Apple ne dévoile pas le nombre d'utilisateurs qui se rendent quotidiennement ou mensuellement sur son App Store. La société précise toutefois que 70% des visiteurs de son store s'y rendent pour chercher une nouvelle application. Surtout, elle assure que 65% des téléchargements s'effectuent suite à une recherche au sein de l'App Store. La perspective est d'autant plus alléchante qu'Apple promet un taux de conversion de l'ordre de 50% pour son format publicitaire. Bien sûr, la performance est à relativiser au vu du nombre de conversions permises par les campagnes Search Ads.

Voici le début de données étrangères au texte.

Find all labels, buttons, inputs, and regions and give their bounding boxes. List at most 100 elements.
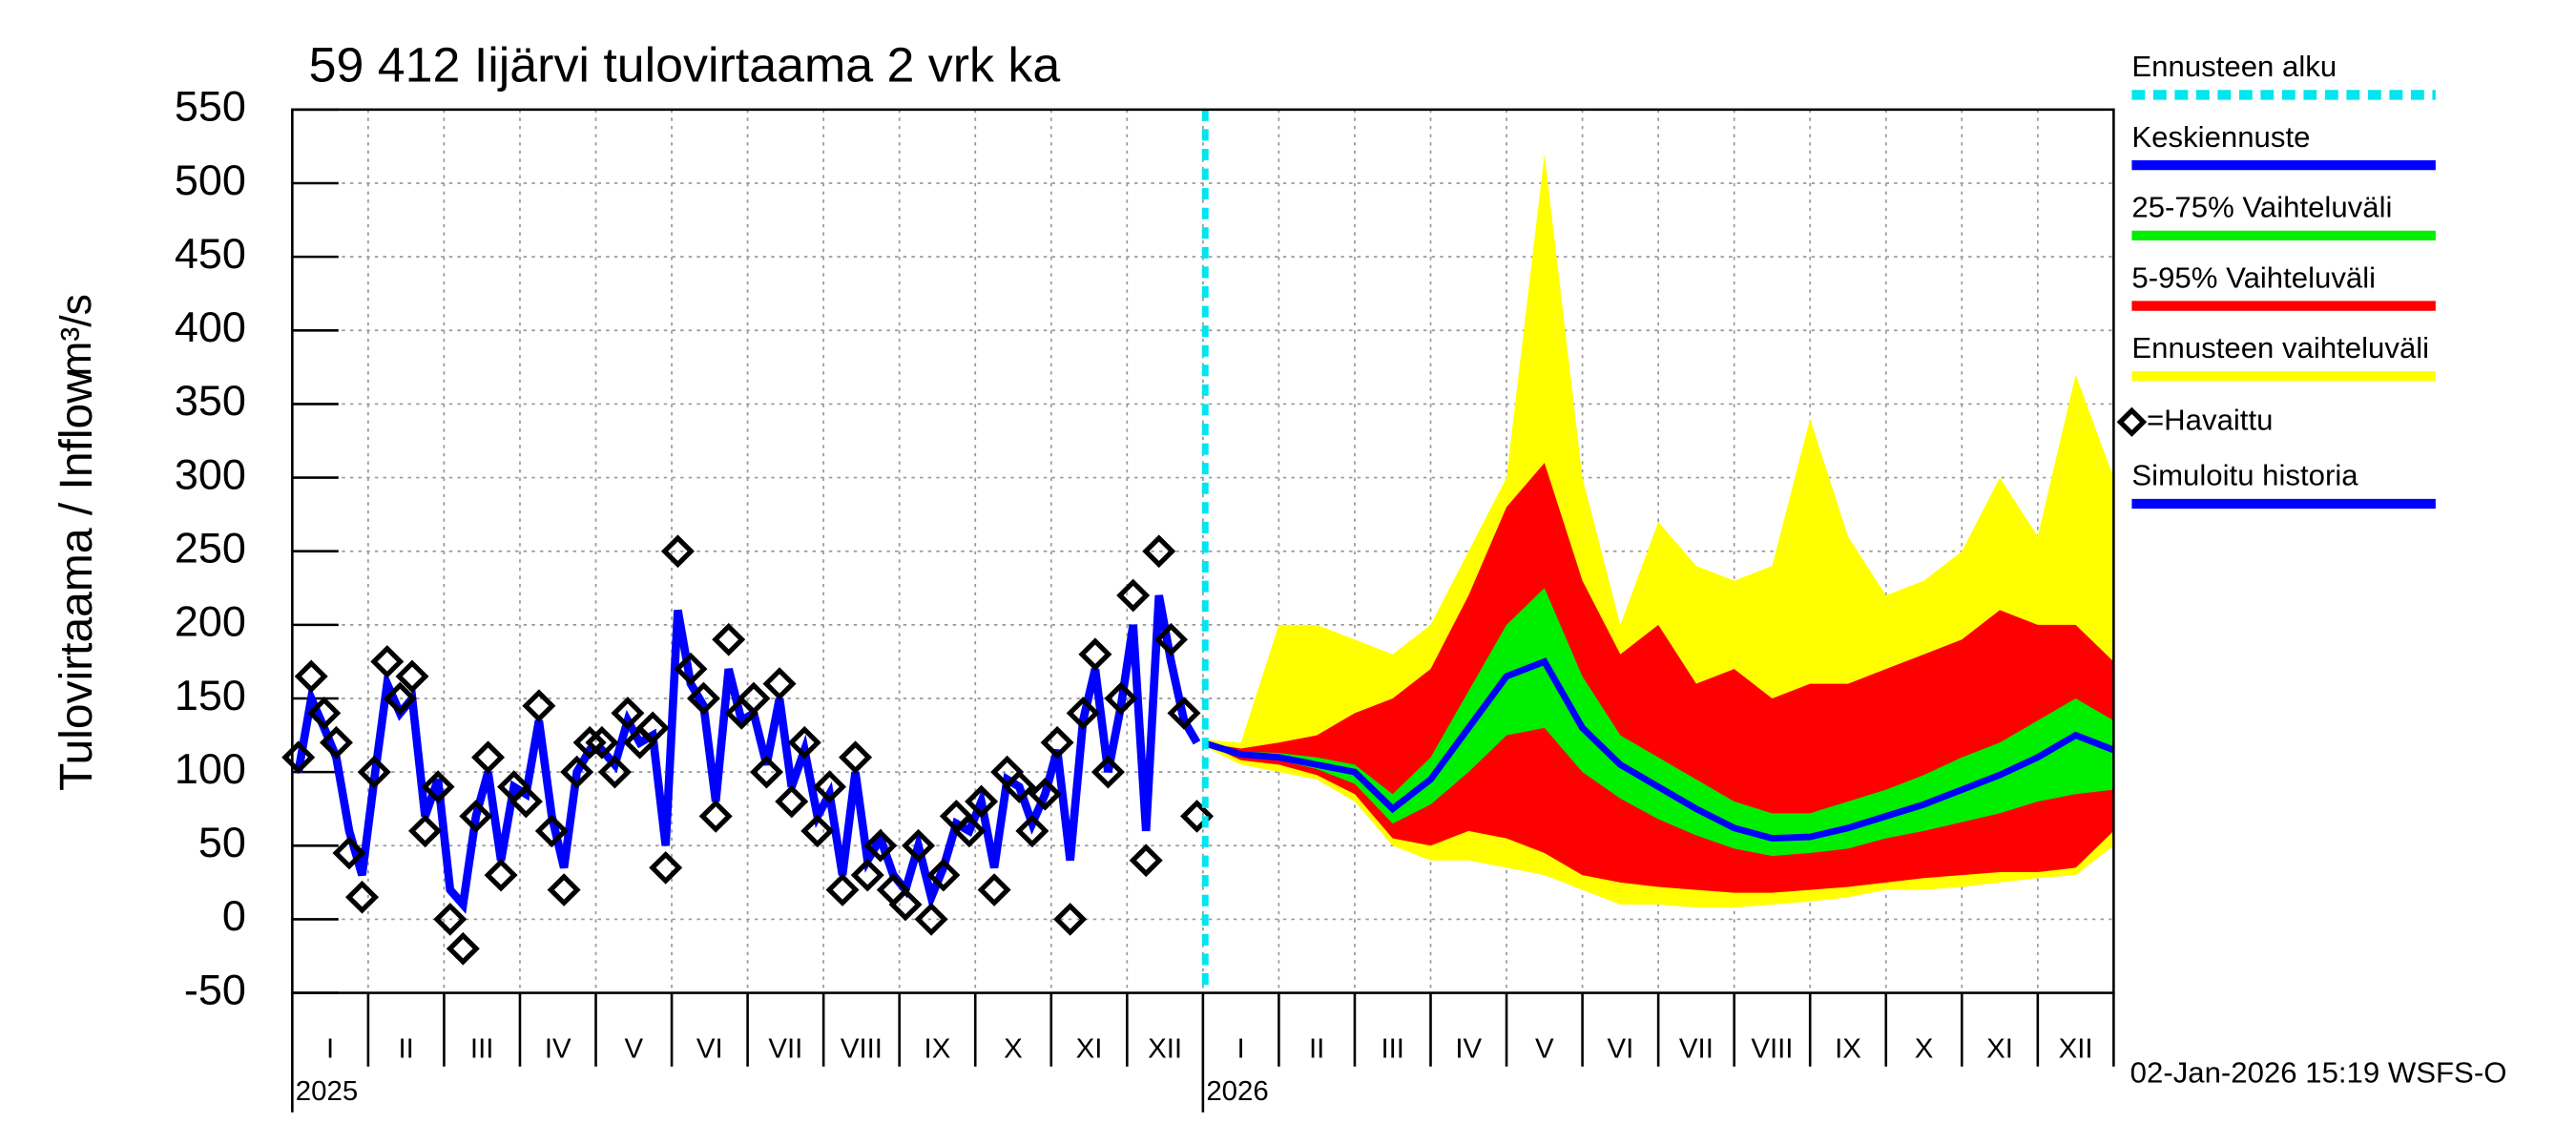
observed-point	[712, 622, 746, 656]
month-label: V	[1535, 1032, 1554, 1064]
y-tick-label: 200	[175, 598, 246, 646]
month-label: XI	[1076, 1032, 1103, 1064]
month-label: V	[624, 1032, 643, 1064]
month-label: I	[1237, 1032, 1245, 1064]
observed-point	[294, 659, 328, 694]
observed-point	[888, 887, 923, 922]
observed-point	[1167, 697, 1201, 730]
observed-point	[737, 681, 771, 716]
observed-point	[1040, 725, 1074, 760]
observed-point	[686, 681, 720, 716]
observed-point	[914, 903, 948, 936]
month-label: VI	[696, 1032, 723, 1064]
footer: 02-Jan-2026 15:19 WSFS-O	[2130, 1056, 2507, 1090]
observed-point	[534, 814, 569, 848]
y-tick-label: 150	[175, 672, 246, 719]
observed-point	[1153, 622, 1188, 656]
observed-point	[800, 814, 835, 848]
observed-point	[484, 858, 518, 892]
y-tick-label: 400	[175, 303, 246, 351]
observed-point	[839, 740, 873, 775]
month-label: VIII	[1751, 1032, 1793, 1064]
month-label: IV	[545, 1032, 571, 1064]
observed-point	[749, 755, 784, 789]
y-tick-label: 350	[175, 377, 246, 425]
month-label: VII	[768, 1032, 802, 1064]
median-line	[1201, 657, 2115, 843]
observed-point	[649, 851, 683, 885]
observed-point	[345, 880, 380, 914]
month-label: X	[1915, 1032, 1934, 1064]
observed-point	[926, 858, 961, 892]
observed-point	[787, 725, 821, 760]
observed-point	[1129, 843, 1163, 878]
observed-point	[850, 858, 884, 892]
observed-point	[471, 740, 506, 775]
y-tick-label: 550	[175, 83, 246, 131]
month-label: XII	[2059, 1032, 2093, 1064]
observed-point	[1179, 800, 1215, 833]
observed-point	[332, 836, 366, 870]
observed-point	[459, 800, 493, 833]
observed-point	[1078, 637, 1112, 672]
observed-point	[572, 725, 607, 760]
observed-point	[421, 770, 455, 803]
month-label: IX	[1835, 1032, 1861, 1064]
y-tick-label: 300	[175, 451, 246, 499]
observed-point	[674, 652, 708, 686]
month-label: I	[326, 1032, 334, 1064]
forecast-band	[1202, 588, 2114, 857]
month-label: VI	[1607, 1032, 1633, 1064]
month-label: III	[470, 1032, 494, 1064]
observed-point	[307, 697, 342, 730]
month-label: IV	[1455, 1032, 1482, 1064]
month-label: II	[398, 1032, 413, 1064]
legend-label: 25-75% Vaihteluväli	[2131, 191, 2392, 224]
y-axis-label: Tulovirtaama / Inflow	[51, 370, 102, 791]
observed-point	[1104, 681, 1138, 716]
year-label: 2025	[296, 1075, 358, 1107]
observed-point	[370, 645, 405, 678]
observed-point	[698, 800, 733, 833]
observed-point	[1142, 534, 1176, 569]
observed-point	[660, 534, 695, 569]
month-label: X	[1004, 1032, 1023, 1064]
legend-label: =Havaittu	[2147, 404, 2273, 437]
observed-point	[1091, 755, 1125, 789]
y-tick-label: 500	[175, 156, 246, 204]
observed-point	[319, 725, 353, 760]
legend-label: Ennusteen vaihteluväli	[2131, 331, 2429, 364]
observed-point	[522, 689, 556, 723]
year-label: 2026	[1206, 1075, 1268, 1107]
observed-point	[1028, 777, 1062, 811]
month-label: XII	[1148, 1032, 1182, 1064]
month-label: VII	[1679, 1032, 1714, 1064]
observed-point	[775, 784, 809, 819]
observed-point	[902, 828, 936, 863]
y-axis-unit: m³/s	[52, 294, 100, 377]
observed-point	[509, 784, 543, 819]
observed-point	[762, 667, 797, 700]
month-label: XI	[1986, 1032, 2013, 1064]
observed-point	[825, 873, 860, 906]
observed-point	[965, 784, 999, 819]
observed-point	[863, 828, 898, 863]
observed-point	[1015, 814, 1049, 848]
observed-point	[1002, 770, 1036, 803]
observed-point	[547, 873, 581, 906]
observed-point	[611, 697, 645, 730]
observed-point	[952, 814, 987, 848]
y-tick-label: -50	[184, 967, 246, 1014]
y-tick-label: 450	[175, 230, 246, 278]
observed-point	[597, 755, 632, 789]
observed-point	[383, 681, 417, 716]
month-label: IX	[924, 1032, 951, 1064]
month-label: III	[1381, 1032, 1404, 1064]
legend-label: Keskiennuste	[2131, 120, 2310, 154]
observed-point	[395, 659, 429, 694]
observed-point	[357, 755, 391, 789]
observed-point	[408, 814, 443, 848]
plot-frame	[291, 108, 2115, 994]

Car la plateforme ne permet évidemment pas de générer autant de volume qu'un Facebook. "On reste dépendant des requêtes réalisées par les utilisateurs, rappelle Manuel Pacreau. On ne peut pas faire de push comme en display." Et puis il faut ajouter que le parc iOS représente moins de 20% des smartphones en France. "Il faut donc passer par d'autres plateformes pour toucher les utilisateurs Android", ajoute Manuel Pacreau.

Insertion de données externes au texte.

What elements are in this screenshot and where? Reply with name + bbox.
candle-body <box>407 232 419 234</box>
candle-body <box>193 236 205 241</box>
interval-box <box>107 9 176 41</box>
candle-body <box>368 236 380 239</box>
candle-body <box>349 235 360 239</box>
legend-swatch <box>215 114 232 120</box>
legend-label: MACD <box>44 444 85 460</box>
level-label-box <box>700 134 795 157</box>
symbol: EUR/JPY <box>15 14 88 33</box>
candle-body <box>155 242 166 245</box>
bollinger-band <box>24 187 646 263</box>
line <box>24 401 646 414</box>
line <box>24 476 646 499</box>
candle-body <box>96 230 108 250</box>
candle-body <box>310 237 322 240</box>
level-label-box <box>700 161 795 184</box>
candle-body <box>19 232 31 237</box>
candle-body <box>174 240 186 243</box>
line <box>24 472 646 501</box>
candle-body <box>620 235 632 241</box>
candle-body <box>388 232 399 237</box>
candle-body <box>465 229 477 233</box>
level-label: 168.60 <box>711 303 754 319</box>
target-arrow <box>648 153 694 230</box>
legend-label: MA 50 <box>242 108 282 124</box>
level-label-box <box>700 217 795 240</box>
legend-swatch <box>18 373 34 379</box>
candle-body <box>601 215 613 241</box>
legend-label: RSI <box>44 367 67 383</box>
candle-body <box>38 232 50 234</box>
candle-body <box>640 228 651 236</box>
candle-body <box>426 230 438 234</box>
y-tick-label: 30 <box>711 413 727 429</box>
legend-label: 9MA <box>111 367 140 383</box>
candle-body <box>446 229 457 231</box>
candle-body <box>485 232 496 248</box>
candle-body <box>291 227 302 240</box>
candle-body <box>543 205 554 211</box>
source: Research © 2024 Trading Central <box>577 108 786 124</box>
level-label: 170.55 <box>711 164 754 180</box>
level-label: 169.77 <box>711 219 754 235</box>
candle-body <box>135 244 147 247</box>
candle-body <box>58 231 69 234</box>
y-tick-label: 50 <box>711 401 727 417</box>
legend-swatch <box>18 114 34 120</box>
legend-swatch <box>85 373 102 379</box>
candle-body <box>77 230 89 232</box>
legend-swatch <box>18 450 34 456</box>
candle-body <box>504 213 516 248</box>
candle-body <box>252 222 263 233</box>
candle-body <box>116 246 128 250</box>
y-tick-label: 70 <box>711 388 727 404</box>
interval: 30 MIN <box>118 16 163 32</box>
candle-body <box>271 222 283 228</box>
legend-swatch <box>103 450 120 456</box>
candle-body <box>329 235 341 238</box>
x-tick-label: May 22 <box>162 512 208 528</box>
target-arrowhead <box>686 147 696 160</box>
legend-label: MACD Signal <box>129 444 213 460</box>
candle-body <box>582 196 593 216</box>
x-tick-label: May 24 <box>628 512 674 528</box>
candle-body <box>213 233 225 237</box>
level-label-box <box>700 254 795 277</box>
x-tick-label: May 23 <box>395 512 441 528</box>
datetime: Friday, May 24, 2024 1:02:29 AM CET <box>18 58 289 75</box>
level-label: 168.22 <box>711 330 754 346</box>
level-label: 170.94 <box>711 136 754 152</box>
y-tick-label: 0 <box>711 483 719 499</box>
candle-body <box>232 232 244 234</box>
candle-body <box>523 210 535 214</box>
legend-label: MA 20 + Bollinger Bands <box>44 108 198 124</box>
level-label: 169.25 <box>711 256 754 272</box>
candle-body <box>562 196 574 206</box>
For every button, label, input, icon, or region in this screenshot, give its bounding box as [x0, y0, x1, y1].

Exemple de campagne Search Ads. © Capture d'écran

Search Ads peut néanmoins permettre aux annonceurs qui se positionnent sur des mots clés très recherchés (et qui sont prêts à y mettre le prix) de générer une dizaine de milliers d'installations par mois en France, selon les estimations de Manuel Pacreau. Cela comprend les requêtes sur sa propre marque qu'il faut défendre à tout prix, pour éviter qu'un concurrent ne pique une partie de l'audience, comme les requêtes plus génériques, qui permettent de faire de l'acquisition. Tout cela a néanmoins un coût. "L'emplacement publicitaire est plus onéreux que sur Facebook parce que la concurrence est rude", chiffre Manuel Pacreau. Il n'y a pour l'instant qu'un seul emplacement publicitaire par requête. Le coût par téléchargement varie sensiblement en fonction des marques et des projets, allant de 30 centimes à 2 euros selon les calculs d'Addict Mobile.

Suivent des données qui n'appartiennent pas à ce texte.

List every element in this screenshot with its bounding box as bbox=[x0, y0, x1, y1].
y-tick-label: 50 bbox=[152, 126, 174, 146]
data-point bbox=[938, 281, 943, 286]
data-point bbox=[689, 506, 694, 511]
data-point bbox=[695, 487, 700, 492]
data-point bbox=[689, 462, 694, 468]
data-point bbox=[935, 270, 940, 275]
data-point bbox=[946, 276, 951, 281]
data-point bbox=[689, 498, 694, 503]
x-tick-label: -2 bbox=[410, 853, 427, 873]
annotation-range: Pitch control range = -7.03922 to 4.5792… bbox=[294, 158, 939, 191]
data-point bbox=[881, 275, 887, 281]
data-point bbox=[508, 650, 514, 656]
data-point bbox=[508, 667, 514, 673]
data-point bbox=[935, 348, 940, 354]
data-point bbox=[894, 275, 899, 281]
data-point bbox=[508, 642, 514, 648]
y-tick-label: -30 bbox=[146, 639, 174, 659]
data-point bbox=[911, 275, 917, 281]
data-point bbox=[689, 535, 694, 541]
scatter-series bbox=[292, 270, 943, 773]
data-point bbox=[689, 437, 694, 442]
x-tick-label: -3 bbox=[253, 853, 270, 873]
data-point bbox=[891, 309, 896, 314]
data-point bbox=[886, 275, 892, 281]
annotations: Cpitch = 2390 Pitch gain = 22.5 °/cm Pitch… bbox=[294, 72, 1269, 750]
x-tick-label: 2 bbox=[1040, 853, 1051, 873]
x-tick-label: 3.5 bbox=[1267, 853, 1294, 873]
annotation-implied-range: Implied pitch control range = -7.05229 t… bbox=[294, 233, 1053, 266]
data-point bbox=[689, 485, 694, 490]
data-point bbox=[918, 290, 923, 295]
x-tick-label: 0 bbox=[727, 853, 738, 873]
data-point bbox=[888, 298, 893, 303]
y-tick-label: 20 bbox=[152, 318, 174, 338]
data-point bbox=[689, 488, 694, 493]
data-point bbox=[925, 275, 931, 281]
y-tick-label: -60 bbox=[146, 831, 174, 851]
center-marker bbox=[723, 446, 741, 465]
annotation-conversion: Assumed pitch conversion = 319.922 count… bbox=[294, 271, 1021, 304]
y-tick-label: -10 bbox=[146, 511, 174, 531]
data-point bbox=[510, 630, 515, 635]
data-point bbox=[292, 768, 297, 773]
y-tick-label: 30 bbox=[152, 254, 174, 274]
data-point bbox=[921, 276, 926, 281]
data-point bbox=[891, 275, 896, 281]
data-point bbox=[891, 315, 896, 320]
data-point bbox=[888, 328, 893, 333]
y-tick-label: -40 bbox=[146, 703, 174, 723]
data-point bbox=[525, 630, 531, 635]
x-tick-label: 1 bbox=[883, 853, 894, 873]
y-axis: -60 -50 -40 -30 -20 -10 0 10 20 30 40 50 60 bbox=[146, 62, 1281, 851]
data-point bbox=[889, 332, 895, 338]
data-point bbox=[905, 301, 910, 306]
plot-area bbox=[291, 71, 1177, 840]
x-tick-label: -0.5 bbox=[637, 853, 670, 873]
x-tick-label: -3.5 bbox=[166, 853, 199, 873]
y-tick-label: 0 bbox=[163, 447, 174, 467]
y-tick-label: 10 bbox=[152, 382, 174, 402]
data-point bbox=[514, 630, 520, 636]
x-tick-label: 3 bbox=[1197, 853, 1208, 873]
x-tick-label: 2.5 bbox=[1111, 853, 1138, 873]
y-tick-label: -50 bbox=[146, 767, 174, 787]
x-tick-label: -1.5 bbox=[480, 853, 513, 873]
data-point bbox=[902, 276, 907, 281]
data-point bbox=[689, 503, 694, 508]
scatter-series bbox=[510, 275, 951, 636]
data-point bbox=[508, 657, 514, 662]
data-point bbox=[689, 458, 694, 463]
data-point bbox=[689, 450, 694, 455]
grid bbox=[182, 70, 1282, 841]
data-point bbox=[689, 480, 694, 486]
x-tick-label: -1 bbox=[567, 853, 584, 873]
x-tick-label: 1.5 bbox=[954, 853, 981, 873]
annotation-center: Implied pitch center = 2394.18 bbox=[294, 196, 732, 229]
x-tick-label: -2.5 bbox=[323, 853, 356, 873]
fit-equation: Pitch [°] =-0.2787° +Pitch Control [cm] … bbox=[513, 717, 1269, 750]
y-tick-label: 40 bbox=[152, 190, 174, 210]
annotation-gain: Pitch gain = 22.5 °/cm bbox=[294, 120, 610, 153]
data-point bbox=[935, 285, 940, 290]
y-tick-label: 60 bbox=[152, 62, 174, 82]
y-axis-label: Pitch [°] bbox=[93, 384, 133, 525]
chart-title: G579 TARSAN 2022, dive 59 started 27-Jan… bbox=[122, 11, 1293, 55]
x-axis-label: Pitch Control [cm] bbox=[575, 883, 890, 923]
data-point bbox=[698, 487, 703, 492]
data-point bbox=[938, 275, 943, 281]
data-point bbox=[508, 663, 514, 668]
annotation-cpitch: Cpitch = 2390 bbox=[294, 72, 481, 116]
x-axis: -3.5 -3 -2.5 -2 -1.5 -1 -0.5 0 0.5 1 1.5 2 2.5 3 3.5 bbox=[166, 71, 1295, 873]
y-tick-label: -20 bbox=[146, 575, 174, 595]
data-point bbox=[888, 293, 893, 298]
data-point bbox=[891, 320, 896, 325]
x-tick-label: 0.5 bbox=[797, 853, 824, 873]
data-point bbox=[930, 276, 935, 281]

Apple promet un taux de conversion de l'ordre de 50% pour son format publicitaire

Comme sur la plupart des environnements publicitaires, les acheteurs accèdent à de nombreuses possibilités de ciblage : socio-démo (âge, sexe), géolocalisation (pays, ville), par device (tablette ou téléphone) et par type de client (nouveaux ou existant). Ils bénéficient également de recommandations de prix d'enchères et de mots clés à cibler. "La plateforme se perfectionne au fil des jours, on accède à de plus en plus de fonctionnalités", précise Manuel Pacreau. Côté tracking, c'est encore un peu léger, avec une solution native qui permet de voir le nombre d'installations générées par campagne mais ne permet pas d'aller plus loin. "Il faut passer par une solution tierce comme Adjust, Kochava ou Appsflyer pour optimiser sa campagne en fonction des conversions in-app après l'installation", prévient Manuel Pacreau. Des mesureurs tiers qui pourraient toutefois pâtir des restrictions imposées par Apple concernant l'utilisation de l'IDFA. Elle vient en effet d'imposer aux éditeurs d'application de récolter le consentement des utilisateurs pour accéder à leur identifiant publicitaire sur iOS. De quoi susciter l'ire des principales associations du marché publicitaire européen qui crient à la pratique anti-concurrentielle. En restreignant l'utilisation de l'IDFA, Apple nuirait à l'efficacité des spécialistes du marketing mobile et favoriserait indirectement son propre service, Search Ads. Mais Manuel Pacreau n'est pas convaincu. "Search Ads pâtirait aussi de la disparition des mesureurs tiers, qui permettent à un annonceur d'avoir une vision globale et de mieux juger de son efficacité. Je pense qu'il est trop tôt pour juger des conséquences de cette annonce. Les modalités ne sont pas encore bien définies."

Une certitude toutefois, Apple va devoir faire évoluer son offre publicitaire s'il veut jouer des coudes avec le géant du secteur, Facebook. "Même en ouvrant plus d'emplacements au sein de son AppStore et en s'attaquant à de nouveaux pays, les perspectives de développement sont limitées", estime Manuel Pacreau. Reste une possibilité. Revenir à ses premiers amours : le display. "Apple est en train de se construire une base utilisateurs extrêmement fournie. Il pourrait en profiter pour mettre sur pied une régie publicitaire qui propose d'autres sources de trafic que le search." Cela constituerait néanmoins une vraie rupture avec la stratégie marketing de la firme de Cupertino, qui a fait de la vie privée des utilisateurs son premier argument commercial.